Pencerelerden bakanlar, hâl hatır soranlar eşliğinde kesme taş cephesiyle Millet Hamamı’na
varıyorum. Zamanında bölgede yaşayan Ermeni ustalar tarafından inşa edilmiş hamam Afyon’un
çokkültürlü geçmişinin bir parçası.
İMECE USULÜ AFYON EKMEĞİ YAPAN KADINLARA RASTLADIM
Afyon her köşebaşında ayrı bir hikâye saklıyor. Küçük bir fırında imece usulü patatesli ekşi mayalı köy
ekmeği pişiren kadınlara rastlıyorum. Fırından yeni çıkmış ekmeklerden koca bir parçayı elime
tutuşturuyorlar. Dumanı üstünde ekmek elimi yakarken çarşıya doğru yöneliyorum. Ara sokaklarda
yöreye özgü en eski el sanatlarından keçenin yapılışına tanıklık ediyorum. Yünü keçeye dönüştüren
ustalar hummalı bir çalışma içinde olsa da selamı eksik etmiyor. Antikacıların vitrinlerini seyredip taş
işçiliğinin ince zevkini yansıtan kapılardan geçiyor, Aşçı Bacaksız Lokantası’na giriyorum. Dört kuşaklık
aile işletmesi Aşçı Bacaksız, mütevazı ve minik bir dükkân. Menüsü kuzu kebabı ve kaymaklı ekmek
kadayıfından ibaret olan mekâna erken gitmek önemli. Zira akşama kalırsanız enfes kuzu kebabın
tadına bakamazsınız.
LOKUMCULAR VE SUCUKÇULAR TIKLIM TIKLIM
Uzun Çarşı’nın şekercileri ve sucuk satan dükkânları günün her saati tıklım tıklım. Kaymaklı lokumun
hası caddeye sıra sıra dizilmiş. Şekerciler önünde uzun kuyruklar… Tarihî bedesteni, XVII. yüzyıl
ortalarında yapılan ve açık avlusunda dinlenilebilecek Taşhan’ı gördükten sonra bir konağa giriyorum.

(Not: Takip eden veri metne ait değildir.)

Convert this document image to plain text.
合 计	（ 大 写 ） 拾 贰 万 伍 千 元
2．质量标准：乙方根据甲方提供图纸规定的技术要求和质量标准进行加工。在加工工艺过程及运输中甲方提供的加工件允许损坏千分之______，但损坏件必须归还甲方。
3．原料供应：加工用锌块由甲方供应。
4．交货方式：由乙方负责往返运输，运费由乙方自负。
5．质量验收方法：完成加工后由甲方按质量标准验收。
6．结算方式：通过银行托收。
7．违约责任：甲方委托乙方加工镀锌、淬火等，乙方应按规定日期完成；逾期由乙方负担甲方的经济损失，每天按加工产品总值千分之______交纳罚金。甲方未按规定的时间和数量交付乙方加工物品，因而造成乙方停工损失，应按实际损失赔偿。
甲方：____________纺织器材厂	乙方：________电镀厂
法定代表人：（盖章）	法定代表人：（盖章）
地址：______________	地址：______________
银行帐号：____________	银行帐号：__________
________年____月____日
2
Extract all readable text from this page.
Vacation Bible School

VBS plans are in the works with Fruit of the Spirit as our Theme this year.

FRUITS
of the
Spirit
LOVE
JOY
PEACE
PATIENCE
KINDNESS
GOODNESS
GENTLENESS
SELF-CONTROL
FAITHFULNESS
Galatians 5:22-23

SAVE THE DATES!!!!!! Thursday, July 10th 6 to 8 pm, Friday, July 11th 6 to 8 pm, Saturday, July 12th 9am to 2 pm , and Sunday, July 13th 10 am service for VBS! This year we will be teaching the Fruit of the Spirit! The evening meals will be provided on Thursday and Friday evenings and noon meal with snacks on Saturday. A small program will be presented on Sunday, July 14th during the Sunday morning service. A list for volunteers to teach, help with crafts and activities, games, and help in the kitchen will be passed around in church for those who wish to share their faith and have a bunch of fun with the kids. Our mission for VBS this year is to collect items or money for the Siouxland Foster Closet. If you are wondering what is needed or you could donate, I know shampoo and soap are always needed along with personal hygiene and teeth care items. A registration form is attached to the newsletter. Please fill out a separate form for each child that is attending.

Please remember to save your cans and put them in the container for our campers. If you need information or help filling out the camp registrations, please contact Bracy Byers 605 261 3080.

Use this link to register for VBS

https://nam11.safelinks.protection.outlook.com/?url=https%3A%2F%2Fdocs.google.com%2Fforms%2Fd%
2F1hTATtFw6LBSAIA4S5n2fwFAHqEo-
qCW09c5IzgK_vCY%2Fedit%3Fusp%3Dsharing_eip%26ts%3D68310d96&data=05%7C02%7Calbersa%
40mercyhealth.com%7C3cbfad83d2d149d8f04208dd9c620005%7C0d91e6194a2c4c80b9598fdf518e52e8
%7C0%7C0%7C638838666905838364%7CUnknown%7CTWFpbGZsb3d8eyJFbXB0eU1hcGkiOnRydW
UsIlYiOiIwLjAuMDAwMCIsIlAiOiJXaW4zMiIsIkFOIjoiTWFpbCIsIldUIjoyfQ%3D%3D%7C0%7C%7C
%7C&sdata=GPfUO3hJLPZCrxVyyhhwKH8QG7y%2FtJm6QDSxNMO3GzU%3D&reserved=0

Osmanlı sivil mimarisinin etkilerini taşıyan konak restore edilmiş ve Kültür ve Sanat Evi olarak yörenin
gündelik hayatından sahnelerin yansıtıldığı bir mekâna çevrilmiş. Merdivenlerden çıkıp kapıyı
aralamak başka bir devre ait anılara, geleneklere, yaşam biçimine geçmek gibi.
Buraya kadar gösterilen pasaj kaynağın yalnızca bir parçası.